PROF. CASE: Absolutely. I mean, it’s, the markets love low interest rates, and when the Fed, when the Congress comes to agreement with the President and doesn’t have to go back to the credit markets and borrow more money, the less borrowing, the lower rates can go, and the more the Fed can then stimulate to create growth in the private sector. So it’s a contraction of the public sector and expansion of the private sector. And the stock market loves it.
PAUL SOLMAN: But the stock market loves it even though you’re saying that the Fed is worried that the economy is slowing down, and that’s why it’s trying to stimulate. That’s, I think, something that people have difficulty understanding.
PROF. CASE: But getting a little bit off the growth path is a little bit different than changing the fundamental budget process in the United States, and I think we’re a little bit off the growth path now, and we can get back on it.
PAUL SOLMAN: Off the growth path means a little below.
PROF. CASE: A little bit below the growth path, but that’s–that happens. I mean, the Fed can’t keep us exactly on, on line.
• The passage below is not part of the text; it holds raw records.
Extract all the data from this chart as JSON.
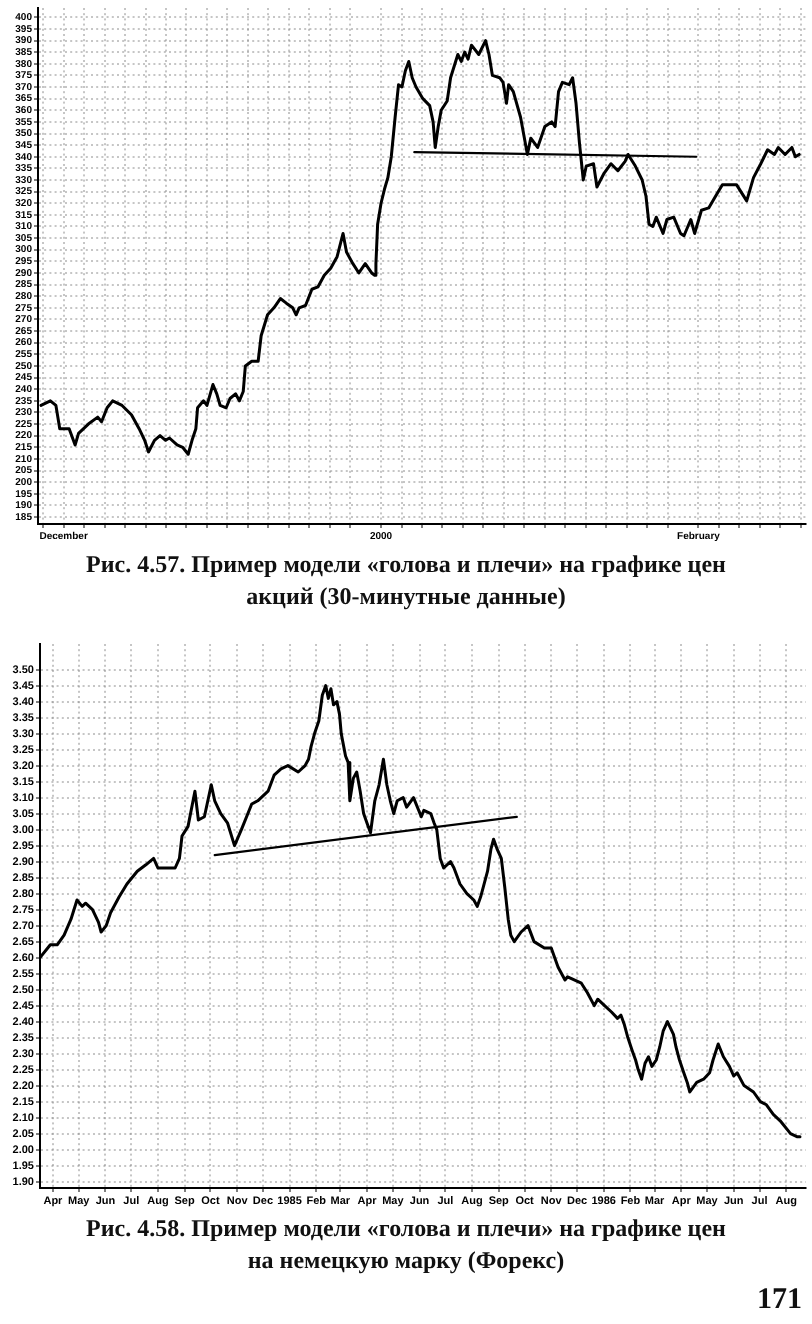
{
  "chart_data": [
    {
      "type": "line",
      "title": "Рис. 4.57. Пример модели «голова и плечи» на графике цен акций (30-минутные данные)",
      "xlim": [
        "1999-11-28T12:00",
        "2000-02-11T12:00"
      ],
      "xticks": [
        {
          "value": "1999-11-29",
          "label": null
        },
        {
          "value": "1999-12-01",
          "label": "December"
        },
        {
          "value": "1999-12-03",
          "label": null
        },
        {
          "value": "1999-12-05",
          "label": null
        },
        {
          "value": "1999-12-07",
          "label": null
        },
        {
          "value": "1999-12-09",
          "label": null
        },
        {
          "value": "1999-12-11",
          "label": null
        },
        {
          "value": "1999-12-13",
          "label": null
        },
        {
          "value": "1999-12-15",
          "label": null
        },
        {
          "value": "1999-12-17",
          "label": null
        },
        {
          "value": "1999-12-19",
          "label": null
        },
        {
          "value": "1999-12-21",
          "label": null
        },
        {
          "value": "1999-12-23",
          "label": null
        },
        {
          "value": "1999-12-25",
          "label": null
        },
        {
          "value": "1999-12-27",
          "label": null
        },
        {
          "value": "1999-12-29",
          "label": null
        },
        {
          "value": "2000-01-01",
          "label": "2000"
        },
        {
          "value": "2000-01-03",
          "label": null
        },
        {
          "value": "2000-01-05",
          "label": null
        },
        {
          "value": "2000-01-07",
          "label": null
        },
        {
          "value": "2000-01-09",
          "label": null
        },
        {
          "value": "2000-01-11",
          "label": null
        },
        {
          "value": "2000-01-13",
          "label": null
        },
        {
          "value": "2000-01-15",
          "label": null
        },
        {
          "value": "2000-01-17",
          "label": null
        },
        {
          "value": "2000-01-19",
          "label": null
        },
        {
          "value": "2000-01-21",
          "label": null
        },
        {
          "value": "2000-01-23",
          "label": null
        },
        {
          "value": "2000-01-25",
          "label": null
        },
        {
          "value": "2000-01-27",
          "label": null
        },
        {
          "value": "2000-01-29",
          "label": null
        },
        {
          "value": "2000-02-01",
          "label": "February"
        },
        {
          "value": "2000-02-03",
          "label": null
        },
        {
          "value": "2000-02-05",
          "label": null
        },
        {
          "value": "2000-02-07",
          "label": null
        },
        {
          "value": "2000-02-09",
          "label": null
        },
        {
          "value": "2000-02-11",
          "label": null
        }
      ],
      "ylim": [
        182,
        404
      ],
      "yticks": [
        185,
        190,
        195,
        200,
        205,
        210,
        215,
        220,
        225,
        230,
        235,
        240,
        245,
        250,
        255,
        260,
        265,
        270,
        275,
        280,
        285,
        290,
        295,
        300,
        305,
        310,
        315,
        320,
        325,
        330,
        335,
        340,
        345,
        350,
        355,
        360,
        365,
        370,
        375,
        380,
        385,
        390,
        395,
        400
      ],
      "grid": true,
      "series": [
        {
          "color": "#000000",
          "x": [
            "1999-11-28T19:00",
            "1999-11-29T17:00",
            "1999-11-30T06:00",
            "1999-11-30T15:00",
            "1999-12-01T13:00",
            "1999-12-02T03:00",
            "1999-12-02T11:00",
            "1999-12-03T10:00",
            "1999-12-04T08:00",
            "1999-12-04T17:00",
            "1999-12-05T06:00",
            "1999-12-05T19:00",
            "1999-12-06T17:00",
            "1999-12-07T15:00",
            "1999-12-08T09:00",
            "1999-12-08T22:00",
            "1999-12-09T07:00",
            "1999-12-09T21:00",
            "1999-12-10T10:00",
            "1999-12-10T23:00",
            "1999-12-11T08:00",
            "1999-12-12T02:00",
            "1999-12-12T15:00",
            "1999-12-13T04:00",
            "1999-12-13T13:00",
            "1999-12-13T22:00",
            "1999-12-14T02:00",
            "1999-12-14T16:00",
            "1999-12-15T00:00",
            "1999-12-15T14:00",
            "1999-12-15T23:00",
            "1999-12-16T07:00",
            "1999-12-16T21:00",
            "1999-12-17T06:00",
            "1999-12-17T19:00",
            "1999-12-18T04:00",
            "1999-12-18T13:00",
            "1999-12-18T18:00",
            "1999-12-19T09:00",
            "1999-12-20T00:00",
            "1999-12-20T07:00",
            "1999-12-20T22:00",
            "1999-12-21T13:00",
            "1999-12-22T04:00",
            "1999-12-22T18:00",
            "1999-12-23T09:00",
            "1999-12-23T17:00",
            "1999-12-24T00:00",
            "1999-12-24T15:00",
            "1999-12-25T06:00",
            "1999-12-25T20:00",
            "1999-12-26T11:00",
            "1999-12-27T02:00",
            "1999-12-27T17:00",
            "1999-12-28T07:00",
            "1999-12-28T15:00",
            "1999-12-29T06:00",
            "1999-12-29T20:00",
            "1999-12-30T11:00",
            "1999-12-31T02:00",
            "1999-12-31T09:00",
            "1999-12-31T12:00",
            "1999-12-31T16:00",
            "2000-01-01T00:00",
            "2000-01-01T08:00",
            "2000-01-01T16:00",
            "2000-01-02T00:00",
            "2000-01-02T09:00",
            "2000-01-02T17:00",
            "2000-01-03T01:00",
            "2000-01-03T09:00",
            "2000-01-03T17:00",
            "2000-01-04T01:00",
            "2000-01-04T10:00",
            "2000-01-05T02:00",
            "2000-01-05T18:00",
            "2000-01-06T02:00",
            "2000-01-06T07:00",
            "2000-01-06T14:00",
            "2000-01-06T21:00",
            "2000-01-07T11:00",
            "2000-01-07T19:00",
            "2000-01-08T12:00",
            "2000-01-08T20:00",
            "2000-01-09T04:00",
            "2000-01-09T12:00",
            "2000-01-09T20:00",
            "2000-01-10T13:00",
            "2000-01-11T05:00",
            "2000-01-11T13:00",
            "2000-01-11T21:00",
            "2000-01-12T14:00",
            "2000-01-12T22:00",
            "2000-01-13T06:00",
            "2000-01-13T11:00",
            "2000-01-13T22:00",
            "2000-01-14T15:00",
            "2000-01-15T07:00",
            "2000-01-15T15:00",
            "2000-01-16T07:00",
            "2000-01-17T00:00",
            "2000-01-17T16:00",
            "2000-01-18T00:00",
            "2000-01-18T08:00",
            "2000-01-18T17:00",
            "2000-01-19T09:00",
            "2000-01-19T17:00",
            "2000-01-20T01:00",
            "2000-01-20T09:00",
            "2000-01-20T18:00",
            "2000-01-21T01:00",
            "2000-01-21T18:00",
            "2000-01-22T02:00",
            "2000-01-22T19:00",
            "2000-01-23T11:00",
            "2000-01-24T03:00",
            "2000-01-24T20:00",
            "2000-01-25T03:00",
            "2000-01-25T20:00",
            "2000-01-26T12:00",
            "2000-01-26T21:00",
            "2000-01-27T04:00",
            "2000-01-27T13:00",
            "2000-01-27T21:00",
            "2000-01-28T13:00",
            "2000-01-28T22:00",
            "2000-01-29T14:00",
            "2000-01-30T06:00",
            "2000-01-30T14:00",
            "2000-01-31T06:00",
            "2000-01-31T15:00",
            "2000-02-01T07:00",
            "2000-02-02T00:00",
            "2000-02-02T16:00",
            "2000-02-03T08:00",
            "2000-02-04T00:00",
            "2000-02-04T17:00",
            "2000-02-05T17:00",
            "2000-02-06T09:00",
            "2000-02-07T02:00",
            "2000-02-07T18:00",
            "2000-02-08T10:00",
            "2000-02-08T19:00",
            "2000-02-09T11:00",
            "2000-02-10T03:00",
            "2000-02-10T11:00",
            "2000-02-10T20:00"
          ],
          "values": [
            233,
            235,
            233,
            223,
            223,
            216,
            221,
            225,
            228,
            226,
            232,
            235,
            233,
            229,
            223,
            218,
            213,
            218,
            220,
            218,
            219,
            216,
            215,
            212,
            218,
            223,
            232,
            235,
            233,
            242,
            238,
            233,
            232,
            236,
            238,
            235,
            239,
            250,
            252,
            252,
            263,
            272,
            275,
            279,
            277,
            275,
            272,
            275,
            276,
            283,
            284,
            289,
            292,
            297,
            307,
            299,
            294,
            290,
            294,
            290,
            289,
            294,
            311,
            320,
            326,
            331,
            340,
            357,
            371,
            370,
            377,
            381,
            374,
            370,
            365,
            362,
            355,
            344,
            353,
            360,
            364,
            374,
            384,
            381,
            385,
            382,
            388,
            384,
            390,
            384,
            375,
            374,
            372,
            363,
            371,
            368,
            357,
            341,
            348,
            344,
            353,
            355,
            353,
            368,
            372,
            371,
            374,
            363,
            346,
            330,
            336,
            337,
            327,
            333,
            337,
            334,
            338,
            341,
            336,
            330,
            323,
            311,
            310,
            314,
            307,
            313,
            314,
            307,
            306,
            313,
            307,
            317,
            318,
            323,
            328,
            328,
            328,
            321,
            331,
            337,
            343,
            341,
            344,
            341,
            344,
            340,
            341
          ]
        },
        {
          "type": "line",
          "color": "#000000",
          "x": [
            "2000-01-04T06:00",
            "2000-01-31T19:00"
          ],
          "values": [
            342,
            340
          ]
        }
      ]
    },
    {
      "type": "line",
      "title": "Рис. 4.58. Пример модели «голова и плечи» на графике цен на немецкую марку (Форекс)",
      "annotations": [
        "171"
      ],
      "xlim": [
        "1984-03-17",
        "1986-08-24"
      ],
      "xticks": [
        {
          "value": "1984-04-01",
          "label": "Apr"
        },
        {
          "value": "1984-05-01",
          "label": "May"
        },
        {
          "value": "1984-06-01",
          "label": "Jun"
        },
        {
          "value": "1984-07-01",
          "label": "Jul"
        },
        {
          "value": "1984-08-01",
          "label": "Aug"
        },
        {
          "value": "1984-09-01",
          "label": "Sep"
        },
        {
          "value": "1984-10-01",
          "label": "Oct"
        },
        {
          "value": "1984-11-01",
          "label": "Nov"
        },
        {
          "value": "1984-12-01",
          "label": "Dec"
        },
        {
          "value": "1985-01-01",
          "label": "1985"
        },
        {
          "value": "1985-02-01",
          "label": "Feb"
        },
        {
          "value": "1985-03-01",
          "label": "Mar"
        },
        {
          "value": "1985-04-01",
          "label": "Apr"
        },
        {
          "value": "1985-05-01",
          "label": "May"
        },
        {
          "value": "1985-06-01",
          "label": "Jun"
        },
        {
          "value": "1985-07-01",
          "label": "Jul"
        },
        {
          "value": "1985-08-01",
          "label": "Aug"
        },
        {
          "value": "1985-09-01",
          "label": "Sep"
        },
        {
          "value": "1985-10-01",
          "label": "Oct"
        },
        {
          "value": "1985-11-01",
          "label": "Nov"
        },
        {
          "value": "1985-12-01",
          "label": "Dec"
        },
        {
          "value": "1986-01-01",
          "label": "1986"
        },
        {
          "value": "1986-02-01",
          "label": "Feb"
        },
        {
          "value": "1986-03-01",
          "label": "Mar"
        },
        {
          "value": "1986-04-01",
          "label": "Apr"
        },
        {
          "value": "1986-05-01",
          "label": "May"
        },
        {
          "value": "1986-06-01",
          "label": "Jun"
        },
        {
          "value": "1986-07-01",
          "label": "Jul"
        },
        {
          "value": "1986-08-01",
          "label": "Aug"
        }
      ],
      "ylim": [
        1.88,
        3.58
      ],
      "yticks": [
        {
          "value": 1.9,
          "label": "1.90"
        },
        1.95,
        {
          "value": 2.0,
          "label": "2.00"
        },
        2.05,
        {
          "value": 2.1,
          "label": "2.10"
        },
        2.15,
        {
          "value": 2.2,
          "label": "2.20"
        },
        2.25,
        {
          "value": 2.3,
          "label": "2.30"
        },
        2.35,
        {
          "value": 2.4,
          "label": "2.40"
        },
        2.45,
        {
          "value": 2.5,
          "label": "2.50"
        },
        2.55,
        {
          "value": 2.6,
          "label": "2.60"
        },
        2.65,
        {
          "value": 2.7,
          "label": "2.70"
        },
        2.75,
        {
          "value": 2.8,
          "label": "2.80"
        },
        2.85,
        {
          "value": 2.9,
          "label": "2.90"
        },
        2.95,
        {
          "value": 3.0,
          "label": "3.00"
        },
        3.05,
        {
          "value": 3.1,
          "label": "3.10"
        },
        3.15,
        {
          "value": 3.2,
          "label": "3.20"
        },
        3.25,
        {
          "value": 3.3,
          "label": "3.30"
        },
        3.35,
        {
          "value": 3.4,
          "label": "3.40"
        },
        3.45,
        {
          "value": 3.5,
          "label": "3.50"
        }
      ],
      "grid": true,
      "series": [
        {
          "color": "#000000",
          "x": [
            "1984-03-17",
            "1984-03-29",
            "1984-04-06",
            "1984-04-14",
            "1984-04-22",
            "1984-04-29",
            "1984-05-05",
            "1984-05-09",
            "1984-05-17",
            "1984-05-24",
            "1984-05-27",
            "1984-06-02",
            "1984-06-07",
            "1984-06-17",
            "1984-06-26",
            "1984-07-08",
            "1984-07-18",
            "1984-07-27",
            "1984-08-01",
            "1984-08-11",
            "1984-08-21",
            "1984-08-26",
            "1984-08-29",
            "1984-09-05",
            "1984-09-13",
            "1984-09-17",
            "1984-09-24",
            "1984-10-02",
            "1984-10-06",
            "1984-10-13",
            "1984-10-21",
            "1984-10-29",
            "1984-11-06",
            "1984-11-18",
            "1984-11-25",
            "1984-12-07",
            "1984-12-14",
            "1984-12-22",
            "1984-12-30",
            "1985-01-11",
            "1985-01-19",
            "1985-01-23",
            "1985-01-26",
            "1985-01-30",
            "1985-02-04",
            "1985-02-08",
            "1985-02-12",
            "1985-02-15",
            "1985-02-18",
            "1985-02-21",
            "1985-02-25",
            "1985-02-28",
            "1985-03-02",
            "1985-03-07",
            "1985-03-10",
            "1985-03-12",
            "1985-03-16",
            "1985-03-20",
            "1985-03-24",
            "1985-03-28",
            "1985-04-01",
            "1985-04-05",
            "1985-04-07",
            "1985-04-10",
            "1985-04-15",
            "1985-04-20",
            "1985-04-24",
            "1985-04-28",
            "1985-05-02",
            "1985-05-06",
            "1985-05-13",
            "1985-05-17",
            "1985-05-25",
            "1985-06-03",
            "1985-06-06",
            "1985-06-14",
            "1985-06-18",
            "1985-06-21",
            "1985-06-25",
            "1985-06-29",
            "1985-07-07",
            "1985-07-11",
            "1985-07-18",
            "1985-07-26",
            "1985-08-03",
            "1985-08-07",
            "1985-08-11",
            "1985-08-19",
            "1985-08-23",
            "1985-08-26",
            "1985-08-30",
            "1985-09-04",
            "1985-09-08",
            "1985-09-12",
            "1985-09-15",
            "1985-09-19",
            "1985-09-27",
            "1985-10-05",
            "1985-10-12",
            "1985-10-24",
            "1985-11-01",
            "1985-11-09",
            "1985-11-17",
            "1985-11-20",
            "1985-12-06",
            "1985-12-13",
            "1985-12-21",
            "1985-12-25",
            "1986-01-02",
            "1986-01-10",
            "1986-01-17",
            "1986-01-21",
            "1986-01-25",
            "1986-01-29",
            "1986-02-03",
            "1986-02-07",
            "1986-02-10",
            "1986-02-14",
            "1986-02-18",
            "1986-02-22",
            "1986-02-26",
            "1986-03-03",
            "1986-03-07",
            "1986-03-11",
            "1986-03-16",
            "1986-03-23",
            "1986-03-26",
            "1986-03-30",
            "1986-04-04",
            "1986-04-08",
            "1986-04-11",
            "1986-04-19",
            "1986-04-27",
            "1986-05-04",
            "1986-05-08",
            "1986-05-14",
            "1986-05-20",
            "1986-05-27",
            "1986-06-01",
            "1986-06-05",
            "1986-06-13",
            "1986-06-24",
            "1986-07-02",
            "1986-07-09",
            "1986-07-17",
            "1986-07-25",
            "1986-08-06",
            "1986-08-14",
            "1986-08-17"
          ],
          "values": [
            2.6,
            2.64,
            2.64,
            2.67,
            2.72,
            2.78,
            2.76,
            2.77,
            2.75,
            2.71,
            2.68,
            2.7,
            2.74,
            2.79,
            2.83,
            2.87,
            2.89,
            2.91,
            2.88,
            2.88,
            2.88,
            2.91,
            2.98,
            3.01,
            3.12,
            3.03,
            3.04,
            3.14,
            3.09,
            3.05,
            3.02,
            2.95,
            3.0,
            3.08,
            3.09,
            3.12,
            3.17,
            3.19,
            3.2,
            3.18,
            3.2,
            3.22,
            3.26,
            3.3,
            3.34,
            3.42,
            3.45,
            3.41,
            3.44,
            3.39,
            3.4,
            3.36,
            3.3,
            3.23,
            3.21,
            3.09,
            3.16,
            3.18,
            3.12,
            3.05,
            3.02,
            2.99,
            3.03,
            3.09,
            3.14,
            3.22,
            3.14,
            3.09,
            3.05,
            3.09,
            3.1,
            3.07,
            3.1,
            3.04,
            3.06,
            3.05,
            3.02,
            3.0,
            2.91,
            2.88,
            2.9,
            2.88,
            2.83,
            2.8,
            2.78,
            2.76,
            2.79,
            2.87,
            2.94,
            2.97,
            2.94,
            2.91,
            2.82,
            2.72,
            2.67,
            2.65,
            2.68,
            2.7,
            2.65,
            2.63,
            2.63,
            2.57,
            2.53,
            2.54,
            2.52,
            2.49,
            2.45,
            2.47,
            2.45,
            2.43,
            2.41,
            2.42,
            2.39,
            2.35,
            2.31,
            2.28,
            2.25,
            2.22,
            2.27,
            2.29,
            2.26,
            2.28,
            2.32,
            2.37,
            2.4,
            2.36,
            2.32,
            2.28,
            2.24,
            2.21,
            2.18,
            2.21,
            2.22,
            2.24,
            2.28,
            2.33,
            2.29,
            2.26,
            2.23,
            2.24,
            2.2,
            2.18,
            2.15,
            2.14,
            2.11,
            2.09,
            2.05,
            2.04,
            2.04
          ]
        },
        {
          "type": "line",
          "color": "#000000",
          "x": [
            "1984-10-06",
            "1985-09-22"
          ],
          "values": [
            2.92,
            3.04
          ]
        }
      ]
    }
  ]
}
So I think the fact that the economic numbers are a little slow, that the inflation is under control, the fact that inflation is under control, of course, is a good thing, and the fact that we’re a little, a little slow is not anything to be concerned about.
PAUL SOLMAN: And what’s the impact on the average person, the Fed lowering interest rates today, and what–
PROF. CASE: Well, if you’re a borrower, you like low interest rates, and if you’re–if you’ve got money in savings accounts and bonds, you don’t like lower interest rates; you like higher interest rates. So some people win, and some people lose. But the real key is that when interest rates go down, it stimulates economic activity and leads to long-run economic growth.
PAUL SOLMAN: And is that how you see it, Mr. Gallagher? I mean, how does Wall Street–again, we’ll put you in the role of looking at it as Wall Street looks at it–I guess that’s what you’re paid to do anyway. I mean, is, is that how you see it, some winners, some losers when the Fed cuts, or should we generally be happy, which is what I would have thought my reaction was supposed to be?
MR. GALLAGHER: No. I think it is. I think it’s generally positive. There may be some isolated groups that aren’t hurt by it. But let me inject one other thought on the budget debate in here because this discussion kind of presumes that the Fed will cut rates again when the Congress and the President agree on a budget deal. I think an important consideration is going to be to look at the details on that agreement, how serious is the deficit reduction, how credible is it, how much of it is occurring early on, as opposed to in later years when it might not materialize? I think that’s going to be the real question for the financial markets once they resume negotiations. We’ll have to look at the details very closely.
PAUL SOLMAN: And do you agree? Just a last comment, if you would.
PROF. CASE: Completely agree.
PAUL SOLMAN: Well, we have complete agree here, so, gentlemen, thank you both very much. We’ll leave it at that.